DR Jonathan Owens, expert in operations management and the supply chain, at the University of Salford Business, school comments on the ongoing supply chain issues which have led KFC to close hundreds of its stores across the UK.
Dr Owens said: “Supply and demand is perhaps one of the most fundamental concepts of business economics and it really is the backbone of a market economy such as the UK’s. It would be reasonable to expect KFC to be at high utilisation of the distribution and net chains, particularly as it is the UK’s traditional half term breaks. But this is nothing new and for the supply process in a company the size of KFC, you would expect this to be planned.

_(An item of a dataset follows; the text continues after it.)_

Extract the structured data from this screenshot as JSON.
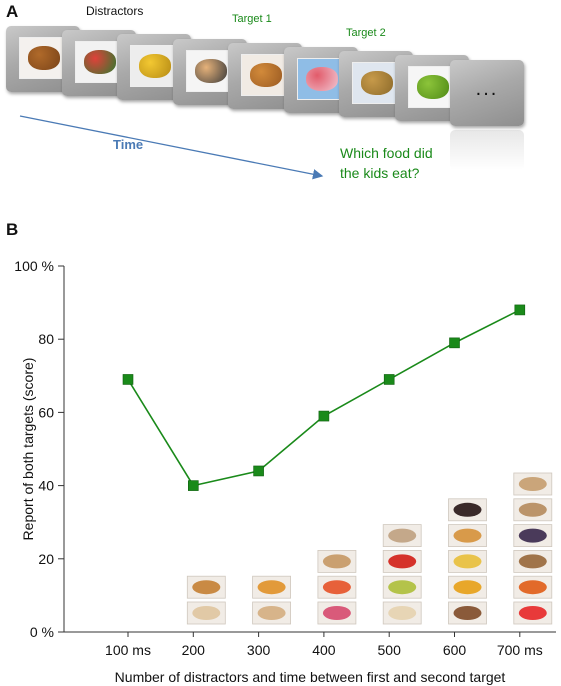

“So what has gone wrong? It is not a regional problem, but nationwide as there are reports of outlets shutting up and down the UK. There are two key players involved in the supply of chicken to KFC. QSL, who are the relatively established partner and DHL who came onboard in November 2017 to manage the supply and distribution of food products. DHL are managing the physical warehouse and distribution service, therefore, in FMCG environment, this partnership in not really in its infancy.
“KFC chose the two companies for their reputation of “innovation in logistics.” So, what is so shocking is how quick the supply has gone and with little or no warning. Obviously there was demand there, because this is the result are seeing. However, supply represents how much the market can offer.
"This is the triangulation and communication between KFC, DHL, QSL and their first and second tier suppliers and so on. Depending upon the size of the chain could have an impact on the communication levels to front of shop and in FMCG industries there is very limited room for error. A major UK supermarket had similar issue in the early noughties when they attempted to implement ‘LeAgile’. We may never know the true reason as to what happened, but, the impact has been instant and at the front-line.”